While adult apprenticeships provide a good return on public investment overall, value for money could be significantly improved by upping standards in line with other European countries, the government spending watchdog has advised.
The report by the National Audit Office, released only days before the start of National Apprenticeship Week next week, revealed that, while only a third of on-the-job training schemes in England were provided at an advanced level (equivalent to two A-levels), the same was true of three out of five in France.
But the NAO estimated that advanced apprenticeships yielded higher returns that intermediate ones. As result, the Apprenticeship Programme could provide significantly more value for money if resources were targeted more effectively.
Although the Department for Business, Innovation and Skills and the National Apprenticeship Service have not so far targeted specific sectors on the basis of economic return, they have indicated that they are prepared to do so in future.
But, while BIS estimated that adult apprenticeships generated a return of £28 for every £1 of public money spend, the NAO reckoned it was probably more like £18, but has commissioned research to establish for certain.
Amyas Morse, the watchdog’s head, said that, although the scheme had been providing a “good” return on public spending, the BIS should “set its sights higher in order to get better value from the £0.5 billion and rising now spend on adult apprenticeships each year.”
To this end, it needed to “target resources more effectively; confirm the training provided is in addition to what would have been provided without public support, and make sure that the funding system is informed by robust information on the cost of delivery”, he added.

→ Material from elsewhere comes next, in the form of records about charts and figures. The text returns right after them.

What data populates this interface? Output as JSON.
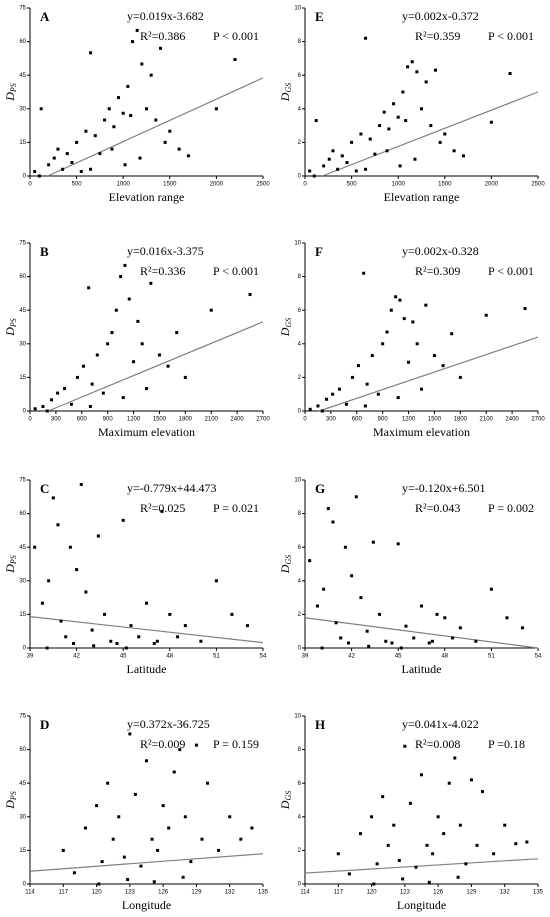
{
  "chart_data": [
    {
      "type": "scatter",
      "panel_label": "A",
      "equation": "y=0.019x-3.682",
      "r_squared": "R²=0.386",
      "p_value": "P < 0.001",
      "xlabel": "Elevation range",
      "ylabel": "D",
      "ylabel_sub": "PS",
      "color": "#000000",
      "trend_color": "#808080",
      "xlim": [
        0,
        2500
      ],
      "ylim": [
        0,
        75
      ],
      "xticks": [
        0,
        500,
        1000,
        1500,
        2000,
        2500
      ],
      "yticks": [
        0,
        15,
        30,
        45,
        60,
        75
      ],
      "x": [
        50,
        120,
        200,
        260,
        300,
        350,
        400,
        450,
        500,
        550,
        600,
        650,
        700,
        750,
        800,
        850,
        900,
        950,
        1000,
        1050,
        1100,
        1150,
        1200,
        1250,
        1300,
        1350,
        1400,
        1450,
        1500,
        1600,
        1700,
        2000,
        2200,
        100,
        650,
        880,
        1020,
        1080,
        1180
      ],
      "y": [
        2,
        30,
        5,
        8,
        12,
        3,
        10,
        6,
        15,
        2,
        20,
        55,
        18,
        10,
        25,
        30,
        22,
        35,
        28,
        40,
        60,
        65,
        50,
        30,
        45,
        25,
        57,
        15,
        20,
        12,
        9,
        30,
        52,
        0,
        3,
        12,
        5,
        27,
        8
      ],
      "trend": {
        "x": [
          190,
          2500
        ],
        "y": [
          0,
          43.8
        ]
      }
    },
    {
      "type": "scatter",
      "panel_label": "B",
      "equation": "y=0.016x-3.375",
      "r_squared": "R²=0.336",
      "p_value": "P < 0.001",
      "xlabel": "Maximum elevation",
      "ylabel": "D",
      "ylabel_sub": "PS",
      "color": "#000000",
      "trend_color": "#808080",
      "xlim": [
        0,
        2700
      ],
      "ylim": [
        0,
        75
      ],
      "xticks": [
        0,
        300,
        600,
        900,
        1200,
        1500,
        1800,
        2100,
        2400,
        2700
      ],
      "yticks": [
        0,
        15,
        30,
        45,
        60,
        75
      ],
      "x": [
        60,
        150,
        250,
        320,
        400,
        480,
        550,
        620,
        680,
        720,
        780,
        850,
        900,
        950,
        1000,
        1050,
        1100,
        1150,
        1200,
        1250,
        1300,
        1400,
        1500,
        1600,
        1700,
        1800,
        2100,
        2550,
        200,
        700,
        1080,
        1350
      ],
      "y": [
        1,
        2,
        5,
        8,
        10,
        3,
        15,
        20,
        55,
        12,
        25,
        8,
        30,
        35,
        45,
        60,
        65,
        50,
        22,
        40,
        30,
        57,
        25,
        20,
        35,
        15,
        45,
        52,
        0,
        2,
        6,
        10
      ],
      "trend": {
        "x": [
          211,
          2700
        ],
        "y": [
          0,
          39.8
        ]
      }
    },
    {
      "type": "scatter",
      "panel_label": "C",
      "equation": "y=-0.779x+44.473",
      "r_squared": "R²=0.025",
      "p_value": "P = 0.021",
      "xlabel": "Latitude",
      "ylabel": "D",
      "ylabel_sub": "PS",
      "color": "#000000",
      "trend_color": "#808080",
      "xlim": [
        39,
        54
      ],
      "ylim": [
        0,
        75
      ],
      "xticks": [
        39,
        42,
        45,
        48,
        51,
        54
      ],
      "yticks": [
        0,
        15,
        30,
        45,
        60,
        75
      ],
      "x": [
        39.3,
        39.8,
        40.2,
        40.5,
        40.8,
        41,
        41.3,
        41.6,
        42,
        42.3,
        42.6,
        43,
        43.4,
        43.8,
        44.2,
        44.6,
        45,
        45.5,
        46,
        46.5,
        47,
        47.5,
        48,
        48.5,
        49,
        50,
        51,
        52,
        53,
        40.1,
        41.8,
        43.1,
        45.2,
        47.2
      ],
      "y": [
        45,
        20,
        30,
        67,
        55,
        12,
        5,
        45,
        35,
        73,
        25,
        8,
        50,
        15,
        3,
        2,
        57,
        10,
        5,
        20,
        2,
        61,
        15,
        5,
        10,
        3,
        30,
        15,
        10,
        0,
        2,
        1,
        0,
        3
      ],
      "trend": {
        "x": [
          39,
          54
        ],
        "y": [
          14,
          2.4
        ]
      }
    },
    {
      "type": "scatter",
      "panel_label": "D",
      "equation": "y=0.372x-36.725",
      "r_squared": "R²=0.009",
      "p_value": "P = 0.159",
      "xlabel": "Longitude",
      "ylabel": "D",
      "ylabel_sub": "PS",
      "color": "#000000",
      "trend_color": "#808080",
      "xlim": [
        114,
        135
      ],
      "ylim": [
        0,
        75
      ],
      "xticks": [
        114,
        117,
        120,
        123,
        126,
        129,
        132,
        135
      ],
      "yticks": [
        0,
        15,
        30,
        45,
        60,
        75
      ],
      "x": [
        117,
        118,
        119,
        120,
        120.5,
        121,
        121.5,
        122,
        122.5,
        123,
        123.5,
        124,
        124.5,
        125,
        125.5,
        126,
        126.5,
        127,
        127.5,
        128,
        128.5,
        129,
        129.5,
        130,
        131,
        132,
        133,
        134,
        120.2,
        122.8,
        125.2,
        127.8
      ],
      "y": [
        15,
        5,
        25,
        35,
        10,
        45,
        20,
        30,
        12,
        67,
        40,
        8,
        55,
        20,
        15,
        35,
        25,
        50,
        60,
        30,
        10,
        62,
        20,
        45,
        15,
        30,
        20,
        25,
        0,
        2,
        1,
        3
      ],
      "trend": {
        "x": [
          114,
          135
        ],
        "y": [
          5.7,
          13.5
        ]
      }
    },
    {
      "type": "scatter",
      "panel_label": "E",
      "equation": "y=0.002x-0.372",
      "r_squared": "R²=0.359",
      "p_value": "P < 0.001",
      "xlabel": "Elevation range",
      "ylabel": "D",
      "ylabel_sub": "GS",
      "color": "#000000",
      "trend_color": "#808080",
      "xlim": [
        0,
        2500
      ],
      "ylim": [
        0,
        10
      ],
      "xticks": [
        0,
        500,
        1000,
        1500,
        2000,
        2500
      ],
      "yticks": [
        0,
        2,
        4,
        6,
        8,
        10
      ],
      "x": [
        50,
        120,
        200,
        260,
        300,
        350,
        400,
        450,
        500,
        550,
        600,
        650,
        700,
        750,
        800,
        850,
        900,
        950,
        1000,
        1050,
        1100,
        1150,
        1200,
        1250,
        1300,
        1350,
        1400,
        1450,
        1500,
        1600,
        1700,
        2000,
        2200,
        100,
        650,
        880,
        1020,
        1080,
        1180
      ],
      "y": [
        0.3,
        3.3,
        0.6,
        1,
        1.5,
        0.4,
        1.2,
        0.8,
        2,
        0.3,
        2.5,
        8.2,
        2.2,
        1.3,
        3,
        3.8,
        2.8,
        4.3,
        3.5,
        5,
        6.5,
        6.8,
        6.2,
        4,
        5.6,
        3,
        6.3,
        2,
        2.5,
        1.5,
        1.2,
        3.2,
        6.1,
        0,
        0.4,
        1.5,
        0.6,
        3.3,
        1
      ],
      "trend": {
        "x": [
          186,
          2500
        ],
        "y": [
          0,
          5
        ]
      }
    },
    {
      "type": "scatter",
      "panel_label": "F",
      "equation": "y=0.002x-0.328",
      "r_squared": "R²=0.309",
      "p_value": "P < 0.001",
      "xlabel": "Maximum elevation",
      "ylabel": "D",
      "ylabel_sub": "GS",
      "color": "#000000",
      "trend_color": "#808080",
      "xlim": [
        0,
        2700
      ],
      "ylim": [
        0,
        10
      ],
      "xticks": [
        0,
        300,
        600,
        900,
        1200,
        1500,
        1800,
        2100,
        2400,
        2700
      ],
      "yticks": [
        0,
        2,
        4,
        6,
        8,
        10
      ],
      "x": [
        60,
        150,
        250,
        320,
        400,
        480,
        550,
        620,
        680,
        720,
        780,
        850,
        900,
        950,
        1000,
        1050,
        1100,
        1150,
        1200,
        1250,
        1300,
        1400,
        1500,
        1600,
        1700,
        1800,
        2100,
        2550,
        200,
        700,
        1080,
        1350
      ],
      "y": [
        0.1,
        0.3,
        0.7,
        1,
        1.3,
        0.4,
        2,
        2.7,
        8.2,
        1.6,
        3.3,
        1,
        4,
        4.7,
        6,
        6.8,
        6.6,
        5.5,
        2.9,
        5.3,
        4,
        6.3,
        3.3,
        2.7,
        4.6,
        2,
        5.7,
        6.1,
        0,
        0.3,
        0.8,
        1.3
      ],
      "trend": {
        "x": [
          164,
          2700
        ],
        "y": [
          0,
          4.4
        ]
      }
    },
    {
      "type": "scatter",
      "panel_label": "G",
      "equation": "y=-0.120x+6.501",
      "r_squared": "R²=0.043",
      "p_value": "P = 0.002",
      "xlabel": "Latitude",
      "ylabel": "D",
      "ylabel_sub": "GS",
      "color": "#000000",
      "trend_color": "#808080",
      "xlim": [
        39,
        54
      ],
      "ylim": [
        0,
        10
      ],
      "xticks": [
        39,
        42,
        45,
        48,
        51,
        54
      ],
      "yticks": [
        0,
        2,
        4,
        6,
        8,
        10
      ],
      "x": [
        39.3,
        39.8,
        40.2,
        40.5,
        40.8,
        41,
        41.3,
        41.6,
        42,
        42.3,
        42.6,
        43,
        43.4,
        43.8,
        44.2,
        44.6,
        45,
        45.5,
        46,
        46.5,
        47,
        47.5,
        48,
        48.5,
        49,
        50,
        51,
        52,
        53,
        40.1,
        41.8,
        43.1,
        45.2,
        47.2
      ],
      "y": [
        5.2,
        2.5,
        3.5,
        8.3,
        7.5,
        1.5,
        0.6,
        6,
        4.3,
        9,
        3,
        1,
        6.3,
        2,
        0.4,
        0.3,
        6.2,
        1.3,
        0.6,
        2.5,
        0.3,
        2,
        1.8,
        0.6,
        1.2,
        0.4,
        3.5,
        1.8,
        1.2,
        0,
        0.3,
        0.1,
        0,
        0.4
      ],
      "trend": {
        "x": [
          39,
          54
        ],
        "y": [
          1.8,
          0
        ]
      }
    },
    {
      "type": "scatter",
      "panel_label": "H",
      "equation": "y=0.041x-4.022",
      "r_squared": "R²=0.008",
      "p_value": "P =0.18",
      "xlabel": "Longitude",
      "ylabel": "D",
      "ylabel_sub": "GS",
      "color": "#000000",
      "trend_color": "#808080",
      "xlim": [
        114,
        135
      ],
      "ylim": [
        0,
        10
      ],
      "xticks": [
        114,
        117,
        120,
        123,
        126,
        129,
        132,
        135
      ],
      "yticks": [
        0,
        2,
        4,
        6,
        8,
        10
      ],
      "x": [
        117,
        118,
        119,
        120,
        120.5,
        121,
        121.5,
        122,
        122.5,
        123,
        123.5,
        124,
        124.5,
        125,
        125.5,
        126,
        126.5,
        127,
        127.5,
        128,
        128.5,
        129,
        129.5,
        130,
        131,
        132,
        133,
        134,
        120.2,
        122.8,
        125.2,
        127.8
      ],
      "y": [
        1.8,
        0.6,
        3,
        4,
        1.2,
        5.2,
        2.3,
        3.5,
        1.4,
        8.2,
        4.8,
        1,
        6.5,
        2.3,
        1.8,
        4,
        3,
        6,
        7.5,
        3.5,
        1.2,
        6.2,
        2.3,
        5.5,
        1.8,
        3.5,
        2.4,
        2.5,
        0,
        0.3,
        0.1,
        0.4
      ],
      "trend": {
        "x": [
          114,
          135
        ],
        "y": [
          0.65,
          1.5
        ]
      }
    }
  ]
}
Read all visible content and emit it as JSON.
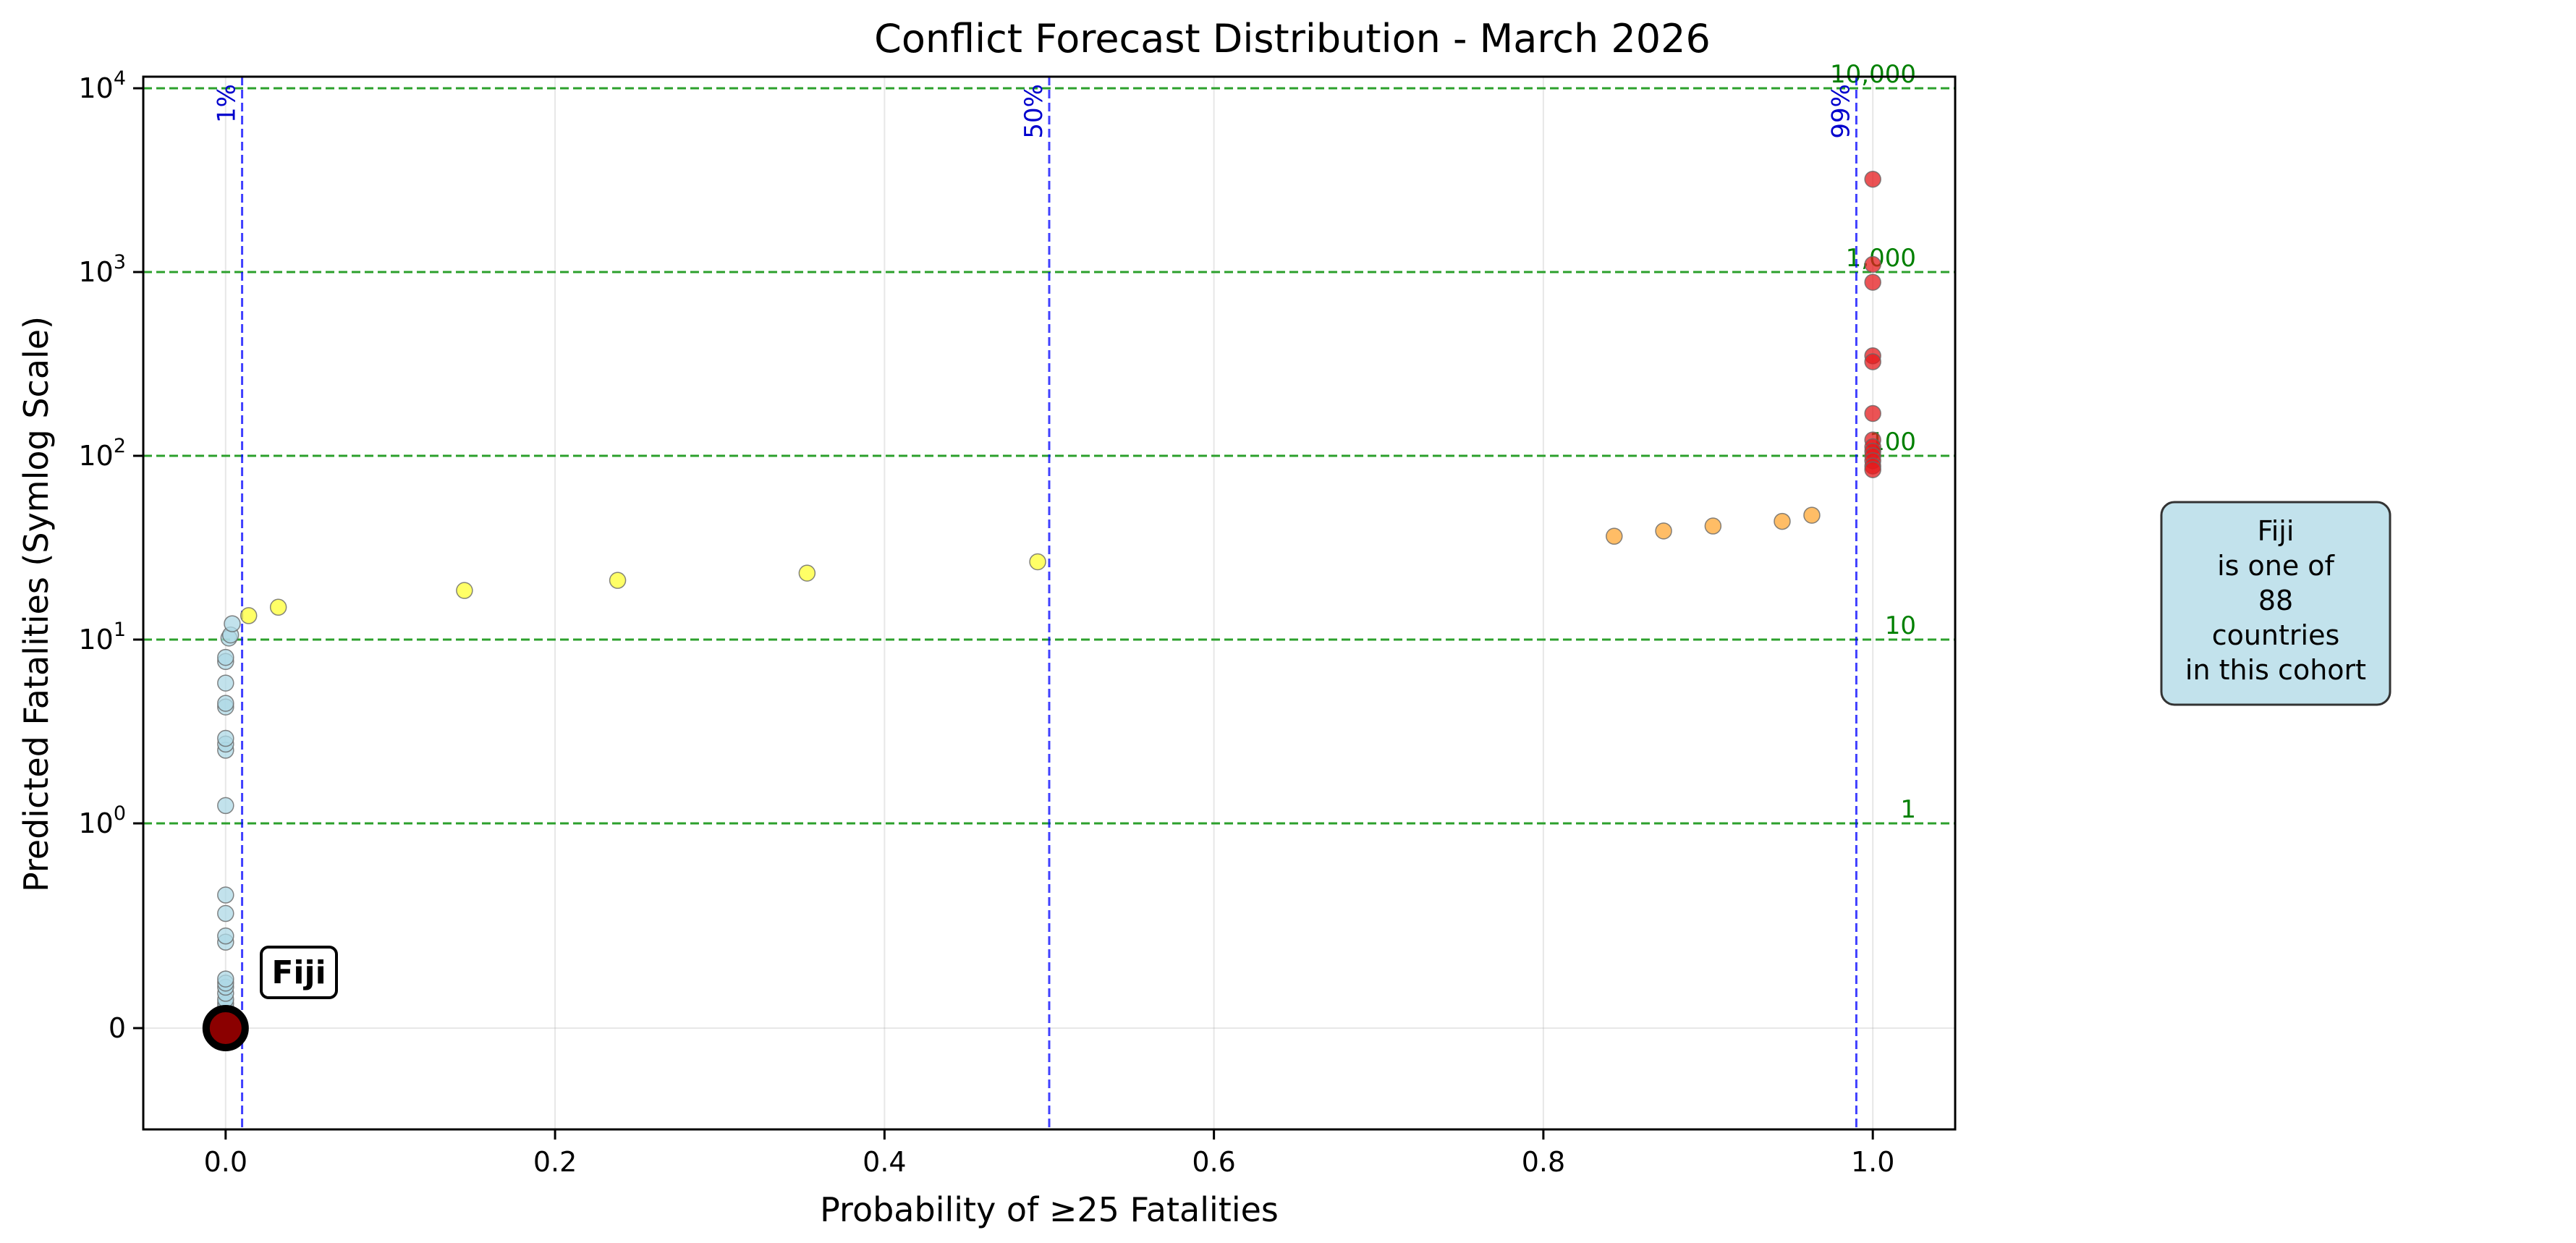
{
  "chart_data": {
    "type": "scatter",
    "title": "Conflict Forecast Distribution - March 2026",
    "xlabel": "Probability of ≥25 Fatalities",
    "ylabel": "Predicted Fatalities (Symlog Scale)",
    "xlim": [
      -0.05,
      1.05
    ],
    "ylim": [
      -0.5,
      12000
    ],
    "yscale": "symlog",
    "grid": true,
    "x_ticks": [
      {
        "value": 0.0,
        "label": "0.0"
      },
      {
        "value": 0.2,
        "label": "0.2"
      },
      {
        "value": 0.4,
        "label": "0.4"
      },
      {
        "value": 0.6,
        "label": "0.6"
      },
      {
        "value": 0.8,
        "label": "0.8"
      },
      {
        "value": 1.0,
        "label": "1.0"
      }
    ],
    "y_ticks": [
      {
        "value": 0,
        "base": "0",
        "exp": ""
      },
      {
        "value": 1,
        "base": "10",
        "exp": "0"
      },
      {
        "value": 10,
        "base": "10",
        "exp": "1"
      },
      {
        "value": 100,
        "base": "10",
        "exp": "2"
      },
      {
        "value": 1000,
        "base": "10",
        "exp": "3"
      },
      {
        "value": 10000,
        "base": "10",
        "exp": "4"
      }
    ],
    "reference_lines_horizontal": [
      {
        "value": 1,
        "label": "1"
      },
      {
        "value": 10,
        "label": "10"
      },
      {
        "value": 100,
        "label": "100"
      },
      {
        "value": 1000,
        "label": "1,000"
      },
      {
        "value": 10000,
        "label": "10,000"
      }
    ],
    "reference_lines_vertical": [
      {
        "value": 0.01,
        "label": "1%"
      },
      {
        "value": 0.5,
        "label": "50%"
      },
      {
        "value": 0.99,
        "label": "99%"
      }
    ],
    "colors": {
      "low": "#add8e6",
      "medium": "#ffff33",
      "high": "#ffa733",
      "very_high": "#e41a1c",
      "highlight": "#8b0000",
      "hline": "#2ca02c",
      "vline": "#0000ff"
    },
    "series": [
      {
        "color_key": "low",
        "points": [
          [
            0.0,
            0.0
          ],
          [
            0.0,
            0.01
          ],
          [
            0.0,
            0.02
          ],
          [
            0.0,
            0.03
          ],
          [
            0.0,
            0.04
          ],
          [
            0.0,
            0.05
          ],
          [
            0.0,
            0.06
          ],
          [
            0.0,
            0.07
          ],
          [
            0.0,
            0.08
          ],
          [
            0.0,
            0.1
          ],
          [
            0.0,
            0.12
          ],
          [
            0.0,
            0.14
          ],
          [
            0.0,
            0.17
          ],
          [
            0.0,
            0.2
          ],
          [
            0.0,
            0.22
          ],
          [
            0.0,
            0.24
          ],
          [
            0.0,
            0.42
          ],
          [
            0.0,
            0.45
          ],
          [
            0.0,
            0.56
          ],
          [
            0.0,
            0.65
          ],
          [
            0.0,
            1.25
          ],
          [
            0.0,
            2.5
          ],
          [
            0.0,
            2.7
          ],
          [
            0.0,
            2.9
          ],
          [
            0.0,
            4.3
          ],
          [
            0.0,
            4.5
          ],
          [
            0.0,
            5.8
          ],
          [
            0.0,
            7.6
          ],
          [
            0.0,
            8.0
          ],
          [
            0.002,
            10.2
          ],
          [
            0.003,
            10.6
          ],
          [
            0.004,
            12.2
          ]
        ]
      },
      {
        "color_key": "medium",
        "points": [
          [
            0.014,
            13.5
          ],
          [
            0.032,
            15.0
          ],
          [
            0.145,
            18.5
          ],
          [
            0.238,
            21.0
          ],
          [
            0.353,
            23.0
          ],
          [
            0.493,
            26.5
          ]
        ]
      },
      {
        "color_key": "high",
        "points": [
          [
            0.843,
            36.5
          ],
          [
            0.873,
            39.0
          ],
          [
            0.903,
            41.5
          ],
          [
            0.945,
            44.0
          ],
          [
            0.963,
            47.5
          ]
        ]
      },
      {
        "color_key": "very_high",
        "points": [
          [
            1.0,
            3200
          ],
          [
            1.0,
            1100
          ],
          [
            1.0,
            880
          ],
          [
            1.0,
            350
          ],
          [
            1.0,
            325
          ],
          [
            1.0,
            170
          ],
          [
            1.0,
            122
          ],
          [
            1.0,
            112
          ],
          [
            1.0,
            106
          ],
          [
            1.0,
            100
          ],
          [
            1.0,
            94
          ],
          [
            1.0,
            88
          ],
          [
            1.0,
            84
          ]
        ]
      }
    ],
    "highlight": {
      "name": "Fiji",
      "x": 0.0,
      "y": 0.0,
      "label": "Fiji"
    },
    "info_box": {
      "lines": [
        "Fiji",
        "is one of",
        "88",
        "countries",
        "in this cohort"
      ]
    }
  }
}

The NAO’s report also found that the Apprenticeship Programme had expanded by 140% between the 2006/7 and 2010/11 academic years, with over 25 year olds accounting for 68% of this increase, spread across only 10 occupations.
Both apprentices and inspectors were generally positive about the quality of schemes, however, with 91% of the former saying they were satisfied with their training. But the watchdog warned that the Programme’s rapid expansion generated risks that had to be managed.
For example, one area of concern in 2010/11 was that 34,600 or 19% of all apprenticeships lasted for only six months rather than the expected minimum of a year.
As to whether training providers were creaming off profits at public expense or incurring losses, meanwhile, it was currently unclear, the report said. The problem was the lack of clarity on the rates paid by the Skills Funding Agency on behalf of the National Apprenticeship Service as they were not based on sufficiently “robust” information.
What was clear, however, was that some employers were failing to pay the expected contribution towards training providers’ costs, it added.